The current ecosystem gives you real options. Radix UI still pulls around 130M monthly npm downloads, but active development has slowed since the WorkOS acquisition — complex components like Combobox and multi-select have lagged. Base UI, backed by the MUI team with full-time engineering, has cleaner APIs for those interaction patterns and better TypeScript types. shadcn/ui now supports both as its primitive layer, which means you can pick your foundation without locking in your component API.

For a small team, this matters because it changes what you're actually building. You're not building a component library from scratch — you're building a design layer on top of primitives that handle the hard parts. That's a fundamentally different scope of work, and it's one a single engineer can actually maintain.

The copy-paste distribution model that shadcn popularized is also worth taking seriously here. When components live in your repo rather than in a dependency, there's no upgrade path to manage, no breaking changes to absorb, no version drift between teams. The February 2026 Visual Builder reduces setup friction further — configure visually, copy the exact code. For a team without dedicated staffing, eliminating maintenance surface area is a legitimate architectural decision, not a shortcut.

What "Viable" Actually Means at Small Scale

Here's a concrete example of the tradeoff in practice:

// Over-engineered for a 3-person team
<Button
  variant="primary"
  size="md"
  iconLeft={<Icon name="arrow" />}
  iconRight={null}
  loading={false}
  disabled={false}
  fullWidth={false}
  onClick={handleClick}
>
  Submit
</Button>

// Viable for a 3-person team
<Button variant="primary" onClick={handleClick}>
  Submit
</Button>

The first API looks professional. It also means someone has to document every prop, test every combination, and update the Storybook story when iconLeft behavior changes. The second API ships in an afternoon and covers 90% of actual usage. The remaining 10% gets handled with className overrides or a one-off component that doesn't pretend to be part of the system.

I'd argue the instinct to build comprehensive APIs is the single biggest velocity killer in small-team design systems. You're not building for unknown future consumers — you're building for three engineers you can walk over to. Optimize for that.

The Decision Heuristic

Before adding any new layer, component, or prop to your system, ask: who maintains this when I'm heads-down on a feature sprint?

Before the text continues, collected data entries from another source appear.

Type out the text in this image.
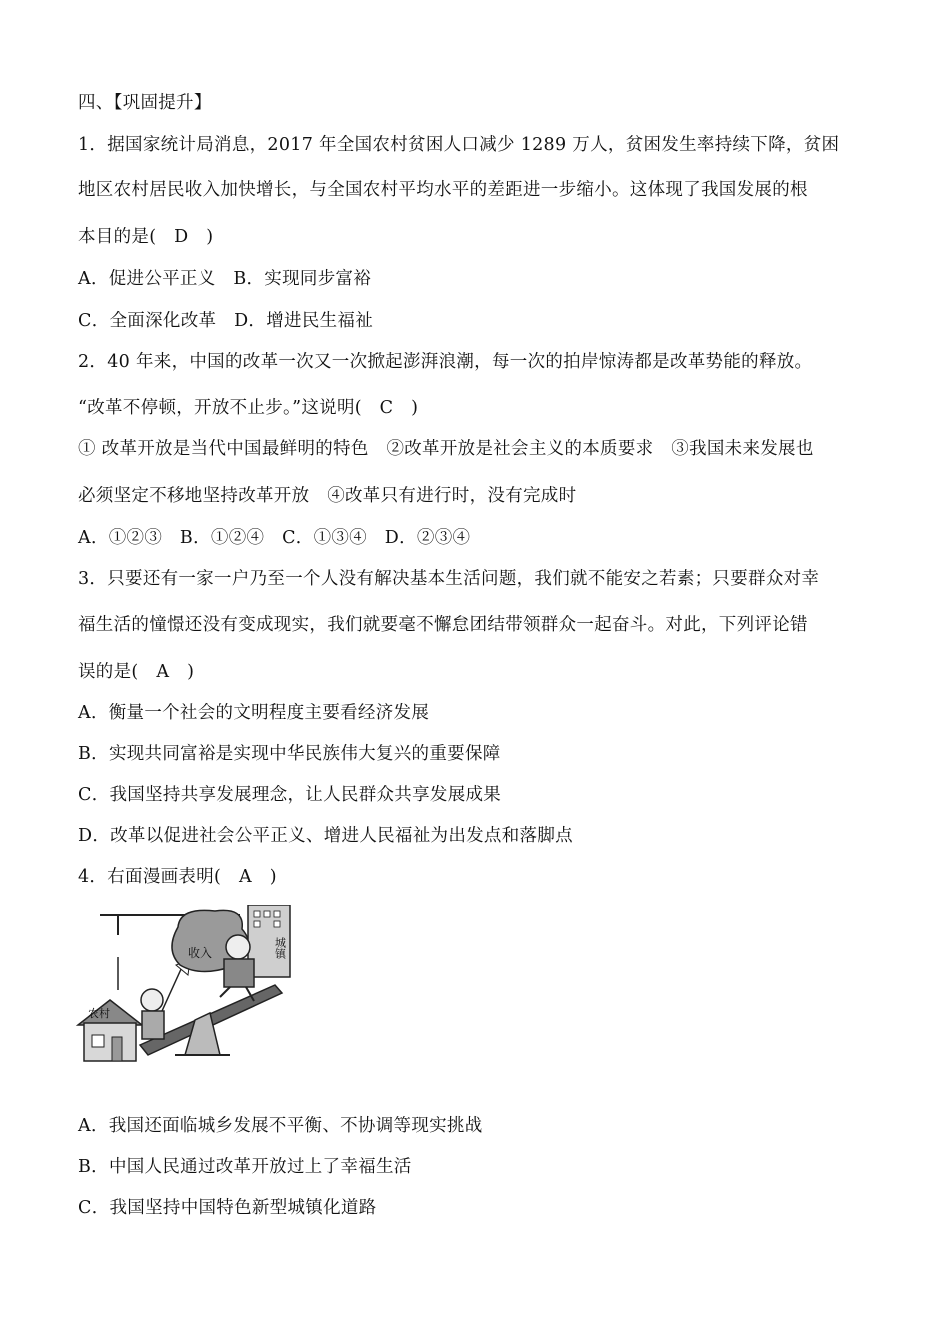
四、【巩固提升】
1．据国家统计局消息，2017 年全国农村贫困人口减少 1289 万人，贫困发生率持续下降，贫困
地区农村居民收入加快增长，与全国农村平均水平的差距进一步缩小。这体现了我国发展的根
本目的是(　D　)
A．促进公平正义　B．实现同步富裕
C．全面深化改革　D．增进民生福祉
2．40 年来，中国的改革一次又一次掀起澎湃浪潮，每一次的拍岸惊涛都是改革势能的释放。
“改革不停顿，开放不止步。”这说明(　C　)
① 改革开放是当代中国最鲜明的特色　②改革开放是社会主义的本质要求　③我国未来发展也
必须坚定不移地坚持改革开放　④改革只有进行时，没有完成时
A．①②③　B．①②④　C．①③④　D．②③④
3．只要还有一家一户乃至一个人没有解决基本生活问题，我们就不能安之若素；只要群众对幸
福生活的憧憬还没有变成现实，我们就要毫不懈怠团结带领群众一起奋斗。对此，下列评论错
误的是(　A　)
A．衡量一个社会的文明程度主要看经济发展
B．实现共同富裕是实现中华民族伟大复兴的重要保障
C．我国坚持共享发展理念，让人民群众共享发展成果
D．改革以促进社会公平正义、增进人民福祉为出发点和落脚点
4．右面漫画表明(　A　)
收入	城镇
农村
A．我国还面临城乡发展不平衡、不协调等现实挑战
B．中国人民通过改革开放过上了幸福生活
C．我国坚持中国特色新型城镇化道路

If the answer is "nobody," that's your scope limit. Build to the edge of what your team can actually maintain at half-attention, then stop. A system that stays current with minimal effort will get used. A comprehensive system that goes stale in six months will get worked around — and that's how you end up with four different button implementations and a design system that exists only in documentation.

Ship less. Maintain it. That's the whole strategy.